This argument was considered unfounded. According to case law, “in case of concurrence between human causality and natural contributing factor, the person responsible for the offence is liable for everything.” “A comparison of the degree of aetiological incidence of several causes can be established only among a plurality of culpable human behaviours.”

The Supreme Court pointed out that when an injured person is more vulnerable than others of the same age and sex due to their subjective condition, “this circumstance does not affect either the causal relationship, or the culpability nor the payment of damages.”

The aetiological relationship between the harassment and the injury to the right to health is verified even when the conduct constitutes only a contributing cause and has operated on a pre-existing psychological background, under art. 41 of the Italian criminal code, which states that “the combination of pre-existing or simultaneous or supervening causes […] does not exclude the causal relationship between the action or omission and the event.”

Finally, the employer’s cross-appeal was rejected.

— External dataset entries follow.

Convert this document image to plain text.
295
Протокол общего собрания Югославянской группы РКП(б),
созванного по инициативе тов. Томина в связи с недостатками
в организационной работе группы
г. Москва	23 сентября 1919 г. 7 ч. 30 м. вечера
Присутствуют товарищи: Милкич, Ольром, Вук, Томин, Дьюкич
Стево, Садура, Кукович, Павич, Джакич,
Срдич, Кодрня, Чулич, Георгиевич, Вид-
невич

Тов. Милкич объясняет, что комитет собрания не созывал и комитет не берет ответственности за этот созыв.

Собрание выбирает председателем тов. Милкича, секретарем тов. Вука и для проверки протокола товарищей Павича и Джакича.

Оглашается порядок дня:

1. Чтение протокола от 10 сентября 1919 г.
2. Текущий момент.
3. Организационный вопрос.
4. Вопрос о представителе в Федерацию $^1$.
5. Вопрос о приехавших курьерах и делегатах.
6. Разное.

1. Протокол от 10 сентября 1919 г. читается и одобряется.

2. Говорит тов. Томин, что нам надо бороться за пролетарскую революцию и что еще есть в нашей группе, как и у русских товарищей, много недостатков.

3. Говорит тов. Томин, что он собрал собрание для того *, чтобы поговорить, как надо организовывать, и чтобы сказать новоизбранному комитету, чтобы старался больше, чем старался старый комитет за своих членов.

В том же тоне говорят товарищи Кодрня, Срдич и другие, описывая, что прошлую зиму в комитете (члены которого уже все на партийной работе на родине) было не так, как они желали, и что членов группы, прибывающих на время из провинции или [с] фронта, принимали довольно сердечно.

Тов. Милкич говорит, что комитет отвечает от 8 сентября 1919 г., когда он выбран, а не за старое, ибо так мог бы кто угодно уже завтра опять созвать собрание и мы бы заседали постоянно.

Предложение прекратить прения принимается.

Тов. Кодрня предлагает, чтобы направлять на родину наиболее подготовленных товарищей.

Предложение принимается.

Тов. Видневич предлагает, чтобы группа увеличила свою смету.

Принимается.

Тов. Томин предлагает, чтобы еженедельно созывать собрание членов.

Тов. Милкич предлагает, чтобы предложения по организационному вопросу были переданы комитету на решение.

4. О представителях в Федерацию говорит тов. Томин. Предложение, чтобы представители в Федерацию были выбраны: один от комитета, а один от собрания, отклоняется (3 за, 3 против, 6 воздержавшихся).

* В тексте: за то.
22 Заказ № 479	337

The Court of Cassation pointed out that case law has repeatedly determined how a series of persecutory behaviours with vexatious intentions constituting harassment can be directly perpetrated by the employer or one of its representatives or by other employees, subject to its management power.  In this case, “the fact that the harassment originated from another employee who is in a position of hierarchical superiority over the victim is not sufficient to exclude the employer’s liability where it remained culpably inactive in removing the harmful act.”